Leuenbergers Argumentationsstrategie: Probleme aufs Eis legen! "Wir prüfen die Sache" um nicht entscheiden zu müssen. d.h. warten, klären aber Unangenehmes möglichst auf Eis legen. Diese Strategie schimmert immer wieder durch (Fluglärmdebatte mit Deutschland, Endlager für radioaktive Abfälle usw.) Dass wichtige Entscheide nicht über den Leisten geschlagen werden sollten, ist sicherlich vernünftig. Doch schien der Umwel.t und Verkehrsminister immer wieder heikle Fragen vor sich her zu schieben, um sich nicht eindeutig positionieren zu müssen. Ein Beispiel seines Antwortverhaltens (aus einem Interview der SonntagsZeitung vom 18. Juli 10): SonntagsZeitung: Der deutsche Umweltminister will keine neuen Atomkraftwerke. Es reiche, die Laufzeit der alten zu verlängern, sozusagen als Brücke zu den Erneuerbaren. Kein Thema für die Schweiz? Leuenberger: Bei uns ist das Kriterium für die Laufzeit einzig die Sicherheit. SoZ: Und nachher? Könnten wir dann nicht auch auf Erneuerbare setzten statt auf AKW? Leuenberger: Es gibt einen klaren Bundesratsentscheid, der neue KKW befürwortet. Aber der wahre Entscheid fällt später. OB neue KKW nötig sind, wird das Volk entscheiden. Kommentar: Leuenberger geht bei der ersten Antwort nicht auf die Frage ein. Der Journalist fragt korrekterweise nach und Leuenberger zitiert geschickt die Meinung des Gesamtbundesrates. Wir wissen damit nicht, was der Umweltminister persönlich zur Problematik meint. Auf diese Weise konnte Moritz Leuenberger als Bundesrat die meisten Wirren problemlos überstehen. Das Hinausschieben von Stellungsnahmen und auf Eis legen von aktuellen Problemen hatte sich für ihn gelohnt.

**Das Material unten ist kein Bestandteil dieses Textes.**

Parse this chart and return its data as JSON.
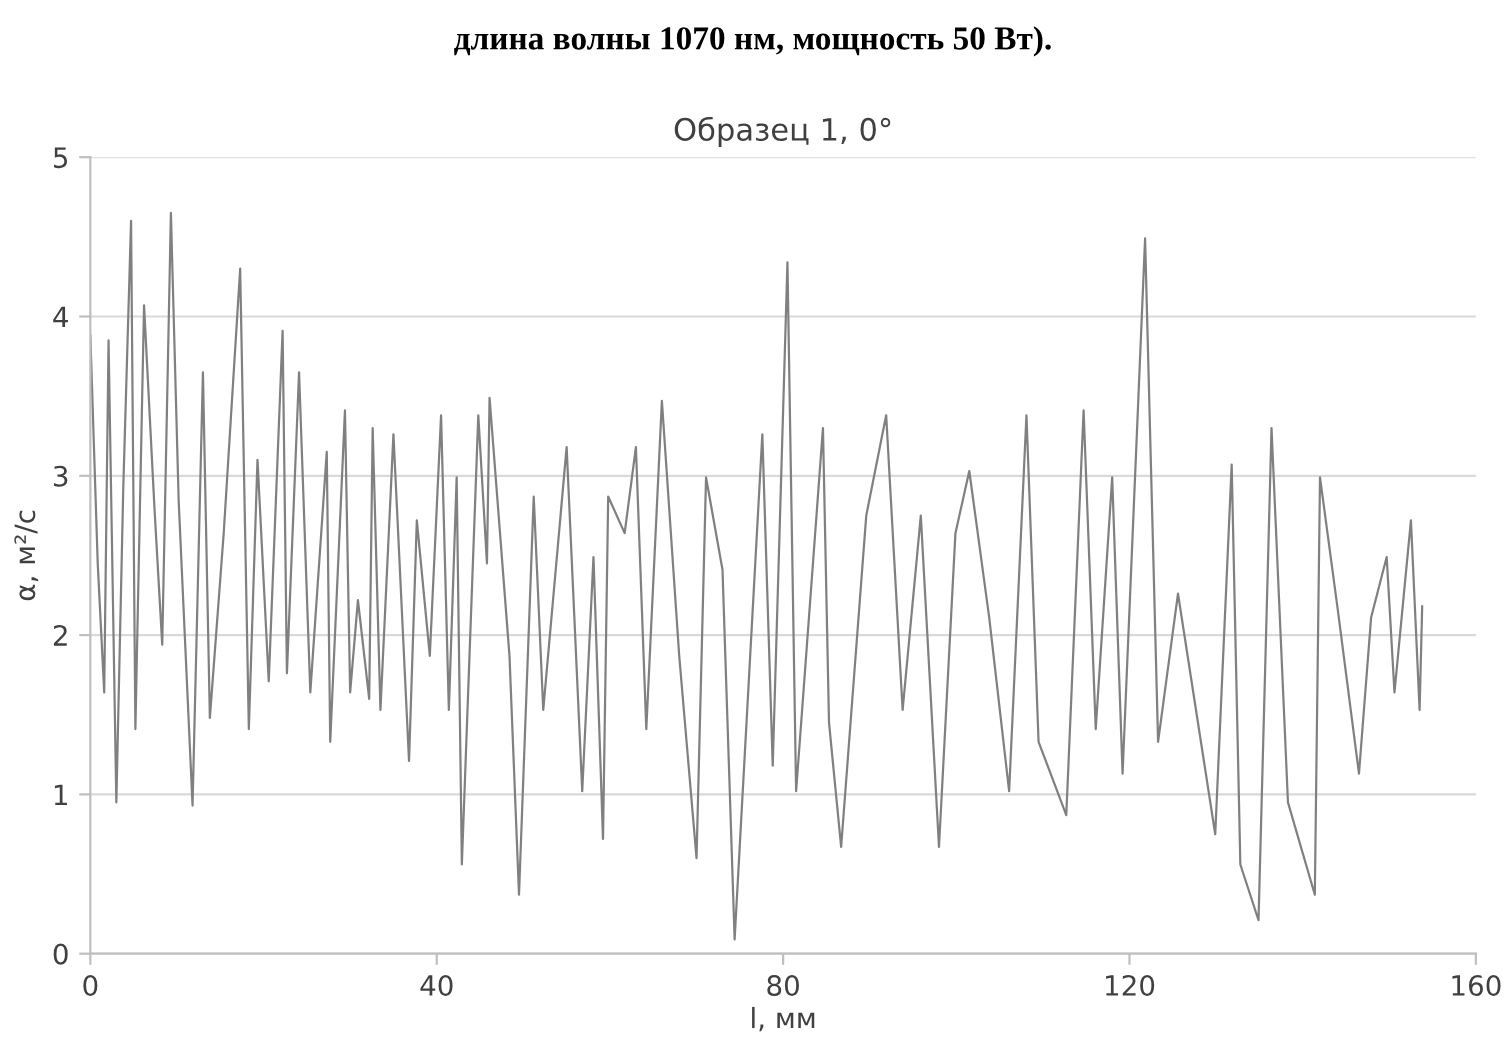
{
  "chart_data": {
    "type": "line",
    "title": "Образец 1, 0°",
    "annotations": [
      "длина волны 1070 нм, мощность 50 Вт)."
    ],
    "xlabel": "l, мм",
    "ylabel": "α, м²/с",
    "xlim": [
      0,
      160
    ],
    "xticks": [
      0,
      40,
      80,
      120,
      160
    ],
    "ylim": [
      0,
      5
    ],
    "yticks": [
      0,
      1,
      2,
      3,
      4,
      5
    ],
    "grid": "y",
    "legend": false,
    "marker": "none",
    "line_style": "solid",
    "series": [
      {
        "color": "#808080",
        "x": [
          0,
          0.85,
          1.6,
          2.1,
          3.0,
          3.8,
          4.7,
          5.2,
          6.2,
          7.4,
          8.3,
          9.3,
          10.2,
          11.8,
          13.0,
          13.8,
          15.4,
          17.3,
          18.3,
          19.3,
          20.6,
          22.2,
          22.7,
          24.1,
          25.4,
          27.3,
          27.7,
          29.4,
          30.0,
          30.9,
          32.2,
          32.6,
          33.5,
          35.0,
          36.8,
          37.7,
          39.2,
          40.5,
          41.4,
          42.3,
          42.9,
          44.8,
          45.8,
          46.1,
          48.4,
          49.5,
          51.2,
          52.3,
          55.0,
          56.8,
          58.1,
          59.2,
          59.8,
          61.7,
          63.0,
          64.2,
          66.0,
          68.0,
          70.0,
          71.1,
          73.0,
          74.4,
          77.6,
          78.8,
          80.5,
          81.5,
          84.6,
          85.3,
          86.7,
          89.6,
          91.9,
          93.8,
          95.9,
          98.0,
          99.9,
          101.5,
          103.8,
          106.1,
          108.1,
          109.5,
          112.7,
          114.7,
          116.1,
          118.0,
          119.2,
          121.8,
          123.3,
          125.6,
          129.9,
          131.8,
          132.8,
          134.9,
          136.4,
          138.3,
          141.4,
          142.0,
          144.1,
          146.5,
          147.9,
          149.7,
          150.6,
          152.5,
          153.5,
          153.8
        ],
        "values": [
          3.88,
          2.45,
          1.64,
          3.85,
          0.95,
          2.92,
          4.6,
          1.41,
          4.07,
          2.8,
          1.94,
          4.65,
          2.84,
          0.93,
          3.65,
          1.48,
          2.64,
          4.3,
          1.41,
          3.1,
          1.71,
          3.91,
          1.76,
          3.65,
          1.64,
          3.15,
          1.33,
          3.41,
          1.64,
          2.22,
          1.6,
          3.3,
          1.53,
          3.26,
          1.21,
          2.72,
          1.87,
          3.38,
          1.53,
          2.99,
          0.56,
          3.38,
          2.45,
          3.49,
          1.87,
          0.37,
          2.87,
          1.53,
          3.18,
          1.02,
          2.49,
          0.72,
          2.87,
          2.64,
          3.18,
          1.41,
          3.47,
          1.87,
          0.6,
          2.99,
          2.41,
          0.09,
          3.26,
          1.18,
          4.34,
          1.02,
          3.3,
          1.45,
          0.67,
          2.75,
          3.38,
          1.53,
          2.75,
          0.67,
          2.64,
          3.03,
          2.11,
          1.02,
          3.38,
          1.33,
          0.87,
          3.41,
          1.41,
          2.99,
          1.13,
          4.49,
          1.33,
          2.26,
          0.75,
          3.07,
          0.56,
          0.21,
          3.3,
          0.95,
          0.37,
          2.99,
          2.14,
          1.13,
          2.11,
          2.49,
          1.64,
          2.72,
          1.53,
          2.18
        ]
      }
    ]
  }
}
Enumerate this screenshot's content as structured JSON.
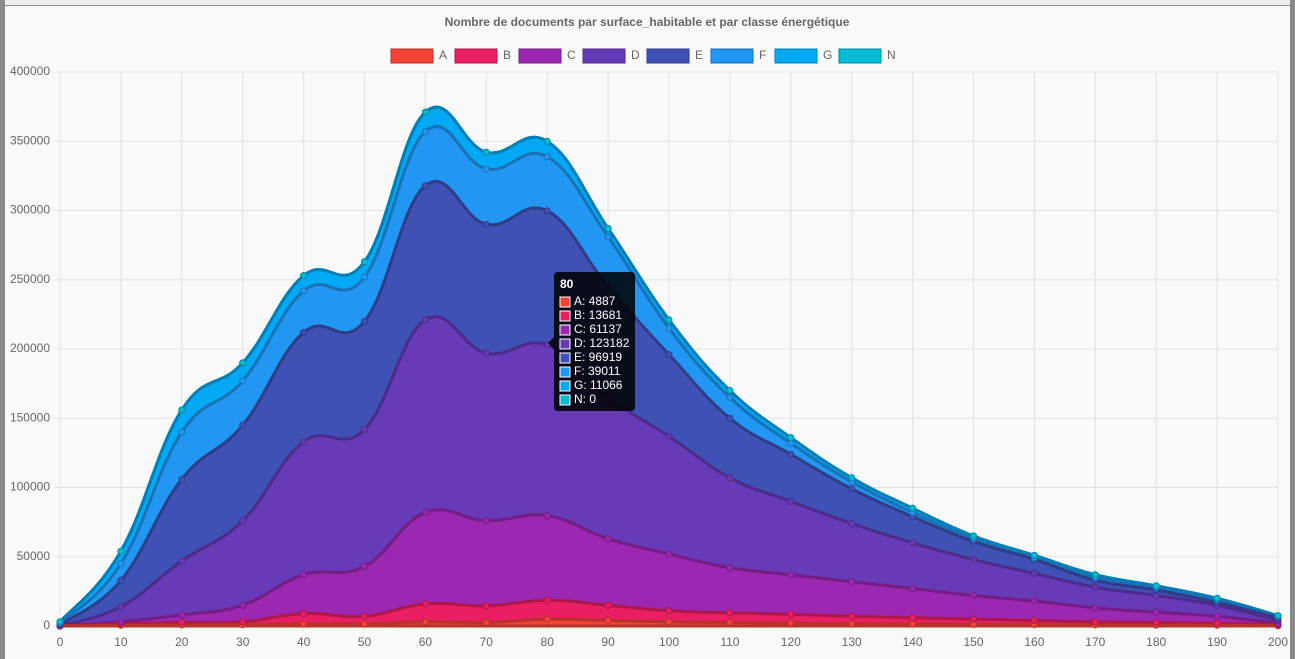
{
  "chart_data": {
    "type": "stacked-area",
    "title": "Nombre de documents par surface_habitable et par classe énergétique",
    "x": [
      0,
      10,
      20,
      30,
      40,
      50,
      60,
      70,
      80,
      90,
      100,
      110,
      120,
      130,
      140,
      150,
      160,
      170,
      180,
      190,
      200
    ],
    "xlim": [
      0,
      200
    ],
    "xticks": [
      0,
      10,
      20,
      30,
      40,
      50,
      60,
      70,
      80,
      90,
      100,
      110,
      120,
      130,
      140,
      150,
      160,
      170,
      180,
      190,
      200
    ],
    "ylim": [
      0,
      400000
    ],
    "yticks": [
      0,
      50000,
      100000,
      150000,
      200000,
      250000,
      300000,
      350000,
      400000
    ],
    "grid": true,
    "legend": "top",
    "series": [
      {
        "name": "A",
        "color": "#f44336",
        "values": [
          0,
          500,
          800,
          1000,
          1500,
          1500,
          3000,
          2500,
          4887,
          4000,
          3000,
          2500,
          2000,
          1500,
          1500,
          1200,
          1000,
          800,
          600,
          500,
          200
        ]
      },
      {
        "name": "B",
        "color": "#e91e63",
        "values": [
          0,
          1000,
          1700,
          2000,
          7500,
          5500,
          13000,
          12000,
          13681,
          11000,
          8000,
          7000,
          6500,
          5500,
          4500,
          3800,
          3000,
          2200,
          1900,
          1500,
          600
        ]
      },
      {
        "name": "C",
        "color": "#9c27b0",
        "values": [
          0,
          1500,
          5500,
          12000,
          28000,
          36000,
          66000,
          61500,
          61137,
          48000,
          41000,
          32500,
          28500,
          25000,
          21000,
          17000,
          14000,
          10000,
          7500,
          5000,
          1200
        ]
      },
      {
        "name": "D",
        "color": "#673ab7",
        "values": [
          0,
          11000,
          39000,
          61000,
          96000,
          99000,
          139000,
          121000,
          123182,
          102000,
          85000,
          65000,
          53000,
          42000,
          33000,
          26000,
          20000,
          15000,
          12000,
          8000,
          2000
        ]
      },
      {
        "name": "E",
        "color": "#3f51b5",
        "values": [
          1000,
          19000,
          59000,
          69000,
          79000,
          78000,
          97000,
          93000,
          96919,
          80000,
          59000,
          43000,
          34000,
          25000,
          19000,
          13000,
          10000,
          5000,
          4000,
          2000,
          2000
        ]
      },
      {
        "name": "F",
        "color": "#2196f3",
        "values": [
          1000,
          12000,
          34000,
          32000,
          30000,
          32000,
          39000,
          40000,
          39011,
          36000,
          19000,
          15000,
          8000,
          5000,
          3000,
          2000,
          1000,
          2000,
          2000,
          2000,
          1000
        ]
      },
      {
        "name": "G",
        "color": "#03a9f4",
        "values": [
          1000,
          9000,
          16000,
          13000,
          11000,
          11000,
          14000,
          12000,
          11066,
          6000,
          6000,
          5000,
          4000,
          3000,
          3000,
          2000,
          2000,
          2000,
          1000,
          1000,
          500
        ]
      },
      {
        "name": "N",
        "color": "#00bcd4",
        "values": [
          0,
          0,
          0,
          0,
          0,
          0,
          0,
          0,
          0,
          0,
          0,
          0,
          0,
          0,
          0,
          0,
          0,
          0,
          0,
          0,
          0
        ]
      }
    ],
    "tooltip": {
      "title": "80",
      "lines": [
        "A: 4887",
        "B: 13681",
        "C: 61137",
        "D: 123182",
        "E: 96919",
        "F: 39011",
        "G: 11066",
        "N: 0"
      ]
    }
  }
}
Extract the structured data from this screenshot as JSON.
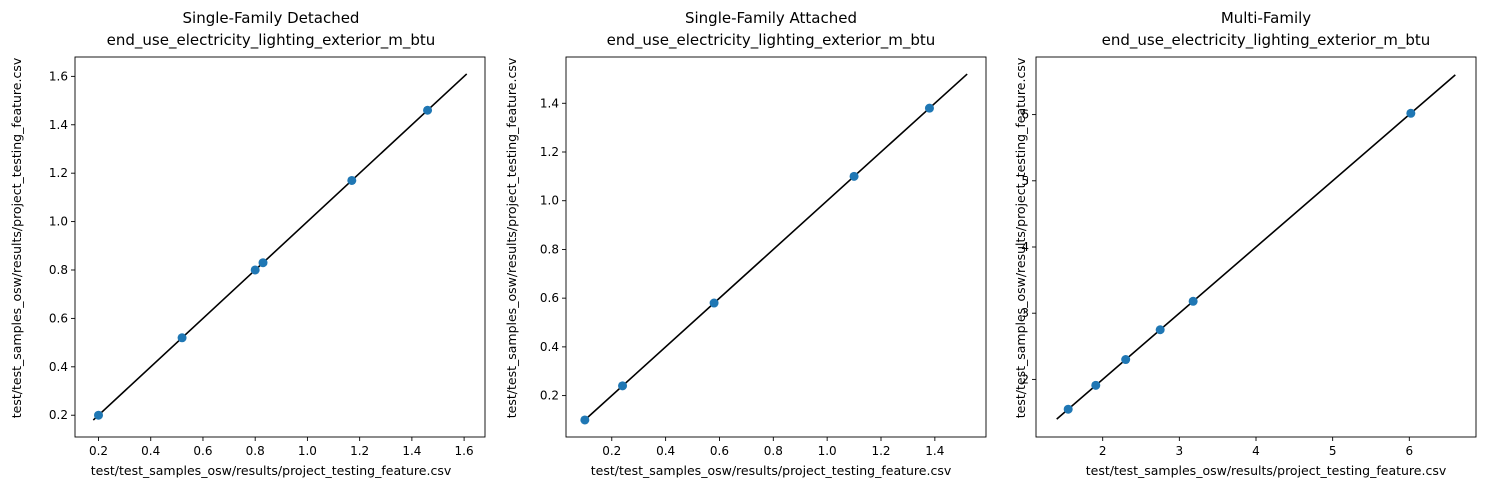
{
  "chart_data": [
    {
      "type": "scatter",
      "title": "Single-Family Detached",
      "subtitle": "end_use_electricity_lighting_exterior_m_btu",
      "xlabel": "test/test_samples_osw/results/project_testing_feature.csv",
      "ylabel": "test/test_samples_osw/results/project_testing_feature.csv",
      "xlim": [
        0.11,
        1.68
      ],
      "ylim": [
        0.11,
        1.68
      ],
      "xticks": [
        0.2,
        0.4,
        0.6,
        0.8,
        1.0,
        1.2,
        1.4,
        1.6
      ],
      "yticks": [
        0.2,
        0.4,
        0.6,
        0.8,
        1.0,
        1.2,
        1.4,
        1.6
      ],
      "xtick_labels": [
        "0.2",
        "0.4",
        "0.6",
        "0.8",
        "1.0",
        "1.2",
        "1.4",
        "1.6"
      ],
      "ytick_labels": [
        "0.2",
        "0.4",
        "0.6",
        "0.8",
        "1.0",
        "1.2",
        "1.4",
        "1.6"
      ],
      "points": {
        "x": [
          0.2,
          0.52,
          0.8,
          0.83,
          1.17,
          1.46
        ],
        "y": [
          0.2,
          0.52,
          0.8,
          0.83,
          1.17,
          1.46
        ]
      },
      "reference_line": {
        "x": [
          0.18,
          1.61
        ],
        "y": [
          0.18,
          1.61
        ]
      },
      "grid": false,
      "point_color": "#1f77b4",
      "line_color": "#000000"
    },
    {
      "type": "scatter",
      "title": "Single-Family Attached",
      "subtitle": "end_use_electricity_lighting_exterior_m_btu",
      "xlabel": "test/test_samples_osw/results/project_testing_feature.csv",
      "ylabel": "test/test_samples_osw/results/project_testing_feature.csv",
      "xlim": [
        0.03,
        1.59
      ],
      "ylim": [
        0.03,
        1.59
      ],
      "xticks": [
        0.2,
        0.4,
        0.6,
        0.8,
        1.0,
        1.2,
        1.4
      ],
      "yticks": [
        0.2,
        0.4,
        0.6,
        0.8,
        1.0,
        1.2,
        1.4
      ],
      "xtick_labels": [
        "0.2",
        "0.4",
        "0.6",
        "0.8",
        "1.0",
        "1.2",
        "1.4"
      ],
      "ytick_labels": [
        "0.2",
        "0.4",
        "0.6",
        "0.8",
        "1.0",
        "1.2",
        "1.4"
      ],
      "points": {
        "x": [
          0.1,
          0.24,
          0.58,
          1.1,
          1.38
        ],
        "y": [
          0.1,
          0.24,
          0.58,
          1.1,
          1.38
        ]
      },
      "reference_line": {
        "x": [
          0.09,
          1.52
        ],
        "y": [
          0.09,
          1.52
        ]
      },
      "grid": false,
      "point_color": "#1f77b4",
      "line_color": "#000000"
    },
    {
      "type": "scatter",
      "title": "Multi-Family",
      "subtitle": "end_use_electricity_lighting_exterior_m_btu",
      "xlabel": "test/test_samples_osw/results/project_testing_feature.csv",
      "ylabel": "test/test_samples_osw/results/project_testing_feature.csv",
      "xlim": [
        1.13,
        6.87
      ],
      "ylim": [
        1.13,
        6.87
      ],
      "xticks": [
        2,
        3,
        4,
        5,
        6
      ],
      "yticks": [
        2,
        3,
        4,
        5,
        6
      ],
      "xtick_labels": [
        "2",
        "3",
        "4",
        "5",
        "6"
      ],
      "ytick_labels": [
        "2",
        "3",
        "4",
        "5",
        "6"
      ],
      "points": {
        "x": [
          1.55,
          1.91,
          2.3,
          2.75,
          3.18,
          6.02
        ],
        "y": [
          1.55,
          1.91,
          2.3,
          2.75,
          3.18,
          6.02
        ]
      },
      "reference_line": {
        "x": [
          1.4,
          6.6
        ],
        "y": [
          1.4,
          6.6
        ]
      },
      "grid": false,
      "point_color": "#1f77b4",
      "line_color": "#000000"
    }
  ]
}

Eine Profi Marketingfrau beschrieb mir Leuenberges zwiespältige Rhetorik wie folgt: Auf der einen Seite wirkt er als "Softi", anderseits finde ich sein Verhalten oft recht böse. Er sei wie ein Wolf im Schafspelz. Ich sehe die Zwiespätligkeit Leuenbergers auf den Ebenen Rhetorik- und Kommunikationsfähigkeit. Sein rhetorisches Talent (als Denker und Philosoph) ist für mich unbestritten, als Kommunikator hingegen gibt er mir zu denken. Wenn Moritz Leuenberger vom Gegenüber so oft missverstanden wurde, mangelte es in diesem Bereich. Ein guter Kommunikator wird nämlich gut verstanden. Aus meiner Sicht klafft seine rhetorische- und die kommunikative Fähigkeit auseinander.